Épicerie-Boucherie Saint-Malachie: un investissement majeur et audacieux

ALIMENTATION. Commerce de proximité bien connu à Saint-Malachie, l’Épicerie-Boucherie Saint-Malachie s’est relocalisée dans un local moderne, sur la rue Industrielle, au cours des dernières semaines, quittant ainsi le cœur du village où il était solidement implanté depuis de nombreuses décennies.

« C’était audacieux », reconnait l’un des copropriétaires, Patrick Roy, concernant l’investissement de 2,5 M$ consacré par lui et ses associés, sa conjointe Sabrina Beaulieu et son frère Kevin Roy. Le trio travaillait sur ce projet de relocalisation depuis deux ans, rappelle-t-il.

« Nous étions dans une bâtisse dont la construction remonte à 1888. Nous n’avions plus de place à l’interne et on se pilait sur les pieds », poursuit-il en précisant que l’ancien magasin de la rue Principale couvrait environ 3 000 pieds carrés, en ajoutant tous les racoins, contre 8 000 pieds carrés pour le nouveau. La moitié de la nouvelle surface sert d’espace de vente, l’autre moitié abritant l’entrepôt et l’espace cuisine/transformation, qui prend un espace important dans le quotidien de l’entreprise.

Les investissements ne sont pas terminés pour le trio qui doit acquérir d’autres équipements au cours des prochaines semaines et des prochains mois. L’obtention d’une certification C1, pour la cuisine, est notamment dans les plans de M. Roy, ce qui permettrait au commerce, mentionne-t-il, de vendre ses produits à l’extérieur des murs de l’épicerie.

Impossibilité d’agrandir

Avant de se lancer dans ce projet d’importance et de quitter le cœur du village, le trio a regardé tout ce qui pouvait être fait pour agrandir le commerce dont ils ont fait l’acquisition il y a cinq ans. « On a regardé pour agrandir vers l’arrière afin d’aménager une cuisine de 32 pieds par 32, mais ça coûtait très cher, car il fallait que ce soit en acier et à l’épreuve du feu. C’était compliqué de se mettre aux normes. On avait un droit acquis, mais on le perdait dès qu’on commençait à faire de quoi. Il y avait une vieille grange en bois collée derrière l’épicerie, mais si tu mettais une friteuse dedans, on était dans le trouble », mentionne-t-il en ajoutant que la 9e Rue et la présence de voisins à l’arrière et sur la rue Principale rendaient tout agrandissement impossible.

« On aurait pu continuer en haut du village, mais il fallait oublier toute possibilité de croissance.
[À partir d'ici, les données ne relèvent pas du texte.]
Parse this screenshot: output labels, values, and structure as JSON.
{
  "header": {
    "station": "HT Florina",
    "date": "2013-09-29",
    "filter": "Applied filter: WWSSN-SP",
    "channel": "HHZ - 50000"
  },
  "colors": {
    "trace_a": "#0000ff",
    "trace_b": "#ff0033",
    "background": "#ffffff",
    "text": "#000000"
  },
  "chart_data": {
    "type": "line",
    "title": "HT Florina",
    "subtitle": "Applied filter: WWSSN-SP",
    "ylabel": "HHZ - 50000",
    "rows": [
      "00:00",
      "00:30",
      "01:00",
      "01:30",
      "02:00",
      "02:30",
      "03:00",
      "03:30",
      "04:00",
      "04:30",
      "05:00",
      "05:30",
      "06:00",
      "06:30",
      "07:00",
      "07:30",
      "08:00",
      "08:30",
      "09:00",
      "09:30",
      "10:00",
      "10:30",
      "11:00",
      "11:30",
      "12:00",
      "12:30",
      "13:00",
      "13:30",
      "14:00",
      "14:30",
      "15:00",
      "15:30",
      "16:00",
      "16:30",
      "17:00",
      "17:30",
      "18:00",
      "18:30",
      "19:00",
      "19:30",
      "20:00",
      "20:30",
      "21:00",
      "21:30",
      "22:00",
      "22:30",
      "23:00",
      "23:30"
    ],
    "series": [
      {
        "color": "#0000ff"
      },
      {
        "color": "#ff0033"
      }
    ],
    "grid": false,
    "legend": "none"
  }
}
On ne pouvait plus rentrer de nouveaux produits, on n’avait pas assez d’espaces de comptoirs, tout était toujours plein. Là, avec notre nouveau local, tout est possible, ce qui est mieux pour le client qui a accès à plus de variétés et à de meilleurs prix. »

La clientèle au rendez-vous

Patrick Roy mentionne que, depuis le déménagement du cœur du village vers la rue Industrielle, à proximité de la 277, la réponse du public est excellente, les habitués étant de retour et de nouveaux clients ayant même fait leur apparition. La présence du Super C de Sainte-Claire, à moins de 15 minutes, n’est pas un frein pour le trio non plus.

« Tu n’as plus l’impression d’entrer dans un dépanneur, mais dans une vraie épicerie. On n’a pas la même offre que le Super C, car les gens entrent ici pour la viande, les mets cuisinés et les desserts, puis ils complètent leur panier par la suite. Les gens aiment jaser avec nous, tellement que je suis toujours en train de jaser avec quelqu’un et j’essaie de travailler un peu à travers », dit-il en riant.

La bâtisse qui abritait autrefois le commerce, au cœur du village, est à vendre. M. Roy souligne que celui-ci offre différentes possibilités à un éventuel acheteur, que ce soit l’implantation d’un nouveau commerce ou sa transformation en édifice à logements, par exemple.

Dans l’ensemble, Patrick Roy souligne que lui et ses partenaires sont heureux de leur choix, malgré l’ampleur du projet. « Le premier été sera un bon barème pour nous, avec la proximité de la 277, de la Cycloroute », mentionne-t-il en terminant.